Volvían de una jornada de bicicleta, se aflojaban caminando por la vereda del parque.

—No me digas Armando, Clau, por favor. Prefiero “Mostro”, como me dicen mis amigos.

—No entiendo cuál es tu conflicto con “Armando”.

—”Sorete blando”; estuve todos los años de colegio soportando ese chiste, me cansé. Además: Armando, Armando, como si estuviera siempre armando algo, justo yo que me paso la vida desarmando todo.

—Un día te vas a morir de exagerado.

Detuvieron la marcha por unos segundos.

—¿Nunca te conté por qué me llamo Claudia?

—No.

Siguieron.

—Mi viejo leía mucho sobre los romanos, esas cosas, ¿viste?

—Aha, mirá.

—Y él quería tener un varón, estaba seguro que iba a tener un varón (esto me lo contó mi vieja). Entonces, como estaba con ese rollo de los emperadores decidió que mi nombre iba a ser Claudio Cesar.

—No te puedo creer.

—Sí, estaba ilusionado con un sucesor, como los emperadores, ¿viste?

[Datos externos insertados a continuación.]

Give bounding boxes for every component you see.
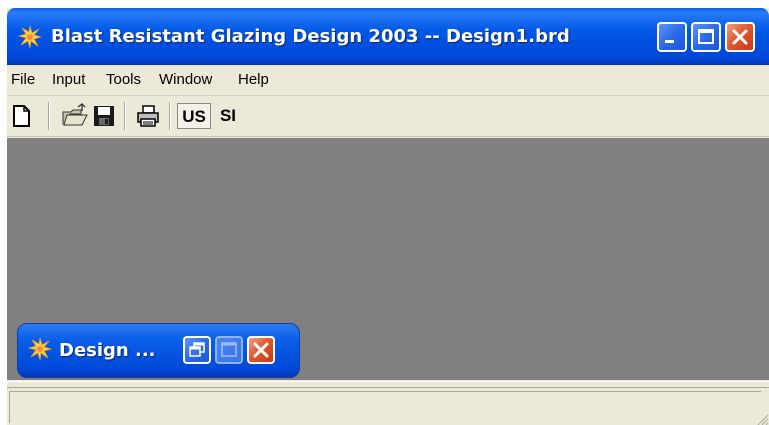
- star-burst-icon[interactable]: [18, 25, 42, 49]
- title-bar[interactable]: Blast Resistant Glazing Design 2003 -- D…: [7, 8, 769, 65]
- restore-icon: [189, 342, 205, 357]
- menu-window[interactable]: Window: [159, 71, 212, 89]
- toolbar-separator: [124, 102, 126, 130]
- save-button[interactable]: [91, 103, 117, 129]
- close-icon: [253, 342, 269, 358]
- menu-input[interactable]: Input: [52, 71, 85, 89]
- maximize-button[interactable]: [691, 22, 721, 52]
- new-button[interactable]: [9, 103, 35, 129]
- print-icon: [137, 105, 159, 127]
- toolbar: US SI: [7, 96, 769, 137]
- print-button[interactable]: [135, 103, 161, 129]
- main-window: Blast Resistant Glazing Design 2003 -- D…: [7, 8, 769, 425]
- child-restore-button[interactable]: [183, 336, 211, 364]
- units-us-button[interactable]: US: [177, 103, 211, 129]
- resize-grip-icon[interactable]: [755, 412, 769, 425]
- open-button[interactable]: [61, 103, 88, 129]
- window-title: Blast Resistant Glazing Design 2003 -- D…: [51, 26, 570, 47]
- units-si-button[interactable]: SI: [213, 103, 243, 129]
- star-burst-icon[interactable]: [28, 337, 52, 361]
- close-icon: [732, 29, 748, 45]
- status-bar: [7, 381, 769, 425]
- minimize-icon: [665, 40, 674, 43]
- menu-bar: File Input Tools Window Help: [7, 65, 769, 96]
- child-window-title: Design ...: [59, 340, 156, 361]
- toolbar-separator: [169, 102, 171, 130]
- toolbar-separator: [48, 102, 50, 130]
- child-close-button[interactable]: [247, 336, 275, 364]
- minimize-button[interactable]: [657, 22, 687, 52]
- menu-tools[interactable]: Tools: [106, 71, 141, 89]
- maximize-icon: [221, 342, 237, 357]
- status-pane: [9, 391, 761, 423]
- minimized-child-window[interactable]: Design ...: [17, 323, 300, 378]
- child-maximize-button[interactable]: [215, 336, 243, 364]
- status-divider: [7, 387, 769, 388]
- maximize-icon: [698, 29, 714, 44]
- close-button[interactable]: [725, 22, 755, 52]
- mdi-client-area: Design ...: [7, 138, 769, 380]
- save-disk-icon: [94, 106, 114, 126]
- menu-help[interactable]: Help: [238, 71, 269, 89]
- new-document-icon: [13, 105, 30, 127]
- menu-file[interactable]: File: [11, 71, 35, 89]
- open-folder-icon: [62, 103, 88, 126]
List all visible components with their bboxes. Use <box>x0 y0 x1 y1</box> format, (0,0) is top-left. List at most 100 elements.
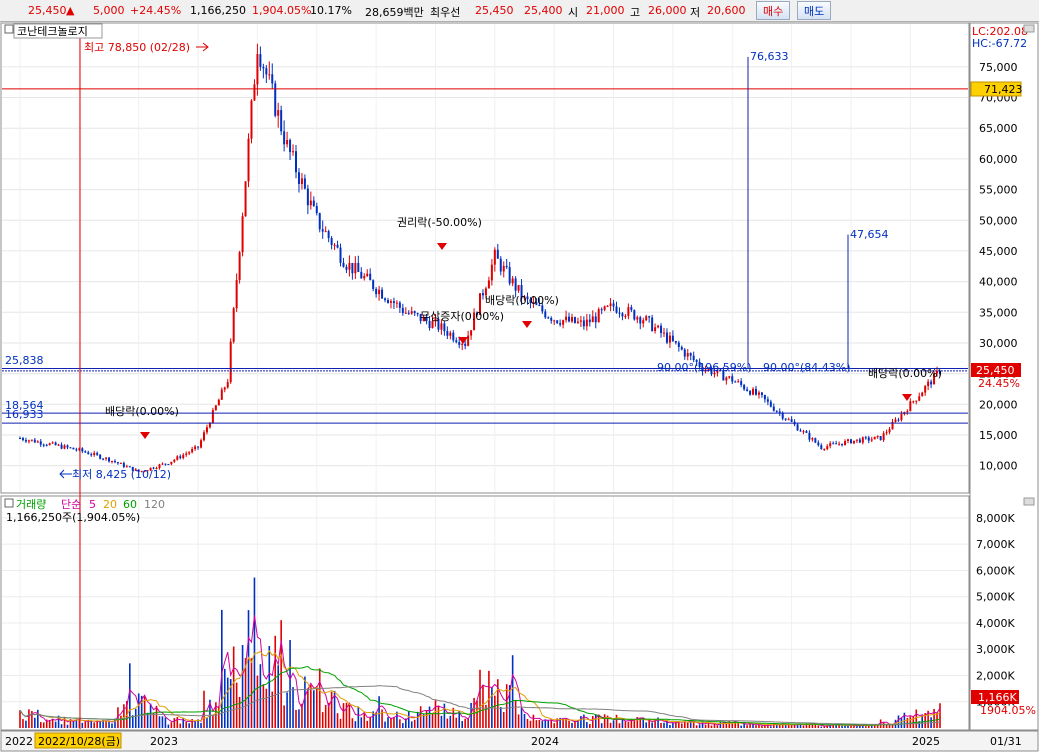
candle-body <box>511 278 514 284</box>
volume-bar <box>817 725 820 728</box>
volume-bar <box>226 677 229 728</box>
candle-body <box>817 442 820 446</box>
volume-bar <box>155 705 158 728</box>
volume-bar <box>449 715 452 728</box>
candle-body <box>413 311 416 314</box>
volume-collapse-icon[interactable] <box>4 498 14 508</box>
volume-bar <box>589 724 591 728</box>
volume-bar <box>283 705 285 728</box>
candle-body <box>517 285 520 291</box>
candle-body <box>766 399 769 402</box>
volume-bar <box>853 725 855 728</box>
candle-body <box>102 458 105 460</box>
volume-bar <box>550 720 553 728</box>
stock-chart[interactable]: 10,00015,00020,00025,00030,00035,00040,0… <box>0 22 1039 752</box>
volume-bar <box>482 684 484 728</box>
candle-body <box>674 340 677 343</box>
sell-button[interactable]: 매도 <box>797 1 832 20</box>
high-label: 고 <box>630 6 641 19</box>
candle-body <box>820 445 823 449</box>
candle-body <box>381 289 384 299</box>
candle-body <box>384 298 387 301</box>
candle-body <box>300 178 303 184</box>
volume-bar <box>645 722 647 728</box>
volume-bar <box>660 722 662 728</box>
candle-body <box>297 172 300 184</box>
volume-bar <box>746 725 748 728</box>
candle-body <box>844 440 847 446</box>
candle-body <box>826 446 829 449</box>
volume-bar <box>586 722 588 728</box>
volume-bar <box>295 709 297 728</box>
candle-body <box>686 353 689 357</box>
volume-bar <box>360 717 363 728</box>
candle-body <box>858 439 861 443</box>
volume-bar <box>271 691 274 728</box>
price-tick-label: 60,000 <box>979 153 1018 166</box>
candle-body <box>440 323 443 330</box>
candle-body <box>757 392 760 395</box>
volume-bar <box>526 718 529 728</box>
panel-collapse-icon[interactable] <box>4 24 14 34</box>
candle-body <box>407 312 410 314</box>
candle-body <box>119 462 122 464</box>
volume-bar <box>232 646 235 728</box>
volume-bar <box>399 719 401 728</box>
volume-bar <box>315 686 318 728</box>
candle-body <box>651 317 654 331</box>
candle-body <box>93 452 96 455</box>
volume-bar <box>440 715 443 728</box>
volume-bar <box>354 721 357 728</box>
volume-tick-label: 5,000K <box>976 591 1015 604</box>
candle-body <box>351 262 354 274</box>
dividend-label-2: 배당락(0.00%) <box>485 294 559 307</box>
candle-body <box>749 390 752 395</box>
volume-bar <box>179 723 182 728</box>
volume-tick-label: 6,000K <box>976 564 1015 577</box>
volume-bar <box>758 724 760 728</box>
volume-bar <box>298 709 300 728</box>
candle-body <box>69 447 72 449</box>
candle-body <box>918 396 921 401</box>
buy-button[interactable]: 매수 <box>756 1 791 20</box>
volume-bar <box>672 722 674 728</box>
volume-value: 1,166,250 <box>190 4 246 17</box>
candle-body <box>621 313 624 317</box>
best-ask-label: 최우선 <box>430 6 461 19</box>
candle-body <box>870 439 873 441</box>
volume-bar <box>790 725 793 728</box>
candle-body <box>781 412 784 419</box>
price-tick-label: 45,000 <box>979 245 1018 258</box>
candle-body <box>588 319 591 323</box>
volume-bar <box>505 684 508 728</box>
candle-body <box>458 342 461 345</box>
panel-maximize-icon[interactable] <box>1023 497 1035 506</box>
candle-body <box>200 440 203 448</box>
volume-bar <box>437 705 440 728</box>
volume-bar <box>710 725 713 728</box>
candle-body <box>369 273 372 281</box>
candle-body <box>324 231 327 233</box>
volume-bar <box>642 718 645 728</box>
volume-bar <box>698 724 701 728</box>
candle-body <box>568 316 571 322</box>
candle-body <box>389 301 392 303</box>
volume-bar <box>134 708 137 728</box>
volume-bar <box>615 714 618 728</box>
retrace-label-1: 90.00°(196.59%) <box>657 361 752 374</box>
volume-bar <box>247 610 250 728</box>
panel-maximize-icon[interactable] <box>1023 24 1035 33</box>
volume-bar <box>339 718 342 728</box>
price-tick-label: 35,000 <box>979 306 1018 319</box>
volume-bar <box>336 713 339 728</box>
candle-body <box>603 306 606 310</box>
volume-bar <box>455 717 458 728</box>
best-ask-price: 25,450 <box>475 4 514 17</box>
price-change: 5,000 <box>93 4 125 17</box>
candle-body <box>455 340 458 343</box>
volume-bar <box>624 720 627 728</box>
ma-period-60: 60 <box>123 498 137 511</box>
volume-bar <box>161 716 164 728</box>
volume-tick-label: 7,000K <box>976 538 1015 551</box>
volume-bar <box>939 703 941 728</box>
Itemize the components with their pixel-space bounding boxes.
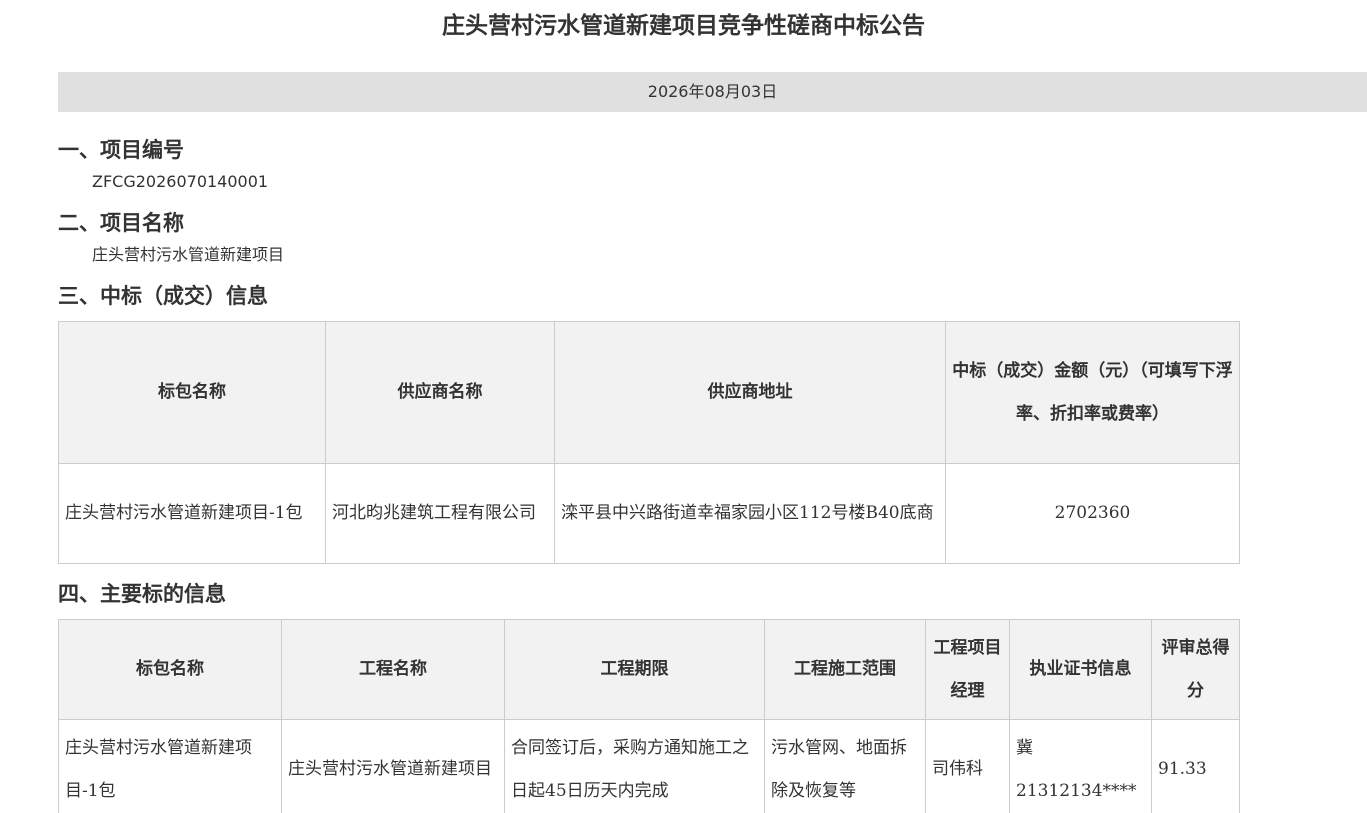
main-subject-info-table: 标包名称 工程名称 工程期限 工程施工范围 工程项目经理 执业证书信息 评审总得… [58, 619, 1240, 813]
column-header-period: 工程期限 [504, 619, 765, 720]
column-header-certificate: 执业证书信息 [1009, 619, 1152, 720]
column-header-package: 标包名称 [58, 321, 326, 464]
cell-certificate: 冀21312134**** [1009, 719, 1152, 813]
table-header-row: 标包名称 供应商名称 供应商地址 中标（成交）金额（元）（可填写下浮率、折扣率或… [58, 321, 1240, 464]
project-name-value: 庄头营村污水管道新建项目 [92, 245, 285, 264]
cell-period: 合同签订后，采购方通知施工之日起45日历天内完成 [504, 719, 765, 813]
cell-manager: 司伟科 [925, 719, 1010, 813]
announcement-page: 庄头营村污水管道新建项目竞争性磋商中标公告 2026年08月03日 一、项目编号… [0, 0, 1367, 813]
section-heading-award-info: 三、中标（成交）信息 [58, 284, 268, 308]
column-header-project: 工程名称 [281, 619, 505, 720]
column-header-scope: 工程施工范围 [764, 619, 926, 720]
project-number-value: ZFCG2026070140001 [92, 172, 269, 191]
column-header-amount: 中标（成交）金额（元）（可填写下浮率、折扣率或费率） [945, 321, 1240, 464]
column-header-manager: 工程项目经理 [925, 619, 1010, 720]
section-heading-project-name: 二、项目名称 [58, 211, 184, 235]
column-header-address: 供应商地址 [554, 321, 946, 464]
column-header-package: 标包名称 [58, 619, 282, 720]
section-heading-bidder-info: 四、主要标的信息 [58, 582, 226, 606]
award-info-table: 标包名称 供应商名称 供应商地址 中标（成交）金额（元）（可填写下浮率、折扣率或… [58, 321, 1240, 564]
table-header-row: 标包名称 工程名称 工程期限 工程施工范围 工程项目经理 执业证书信息 评审总得… [58, 619, 1240, 720]
cell-package: 庄头营村污水管道新建项目-1包 [58, 719, 282, 813]
table-row: 庄头营村污水管道新建项目-1包 河北昀兆建筑工程有限公司 滦平县中兴路街道幸福家… [58, 463, 1240, 564]
section-heading-project-number: 一、项目编号 [58, 138, 184, 162]
column-header-supplier: 供应商名称 [325, 321, 555, 464]
page-title: 庄头营村污水管道新建项目竞争性磋商中标公告 [442, 13, 925, 39]
cell-package: 庄头营村污水管道新建项目-1包 [58, 463, 326, 564]
cell-address: 滦平县中兴路街道幸福家园小区112号楼B40底商 [554, 463, 946, 564]
cell-amount: 2702360 [945, 463, 1240, 564]
cell-supplier: 河北昀兆建筑工程有限公司 [325, 463, 555, 564]
publish-date-bar: 2026年08月03日 [58, 72, 1367, 112]
cell-score: 91.33 [1151, 719, 1240, 813]
table-row: 庄头营村污水管道新建项目-1包 庄头营村污水管道新建项目 合同签订后，采购方通知… [58, 719, 1240, 813]
column-header-score: 评审总得分 [1151, 619, 1240, 720]
cell-project: 庄头营村污水管道新建项目 [281, 719, 505, 813]
publish-date: 2026年08月03日 [647, 82, 778, 101]
cell-scope: 污水管网、地面拆除及恢复等 [764, 719, 926, 813]
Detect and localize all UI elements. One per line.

Y ahí vine yo, una nena, y sé que fue un golpe tremendo para mi viejo. Y entonces mi mamá decidió que me iba a llamar Claudia, un poco para calmar la angustia de él, que vos no lo conociste pero que era un tipo bastante especial.

—Decime, ¿era profesor o algo?, digo, por el tema de los emperadores. 

—No, nada que ver, era encargado de un edificio.

—Una especie de Emperador de consorcio —se rieron.

—Emperador de consorcio—repitió Claudia, y se quedó pensando— Uf, bueno, que en paz descanse –dijo, mientras señalaba con el dedo a Miriam que los esperaba en un banco de la plaza.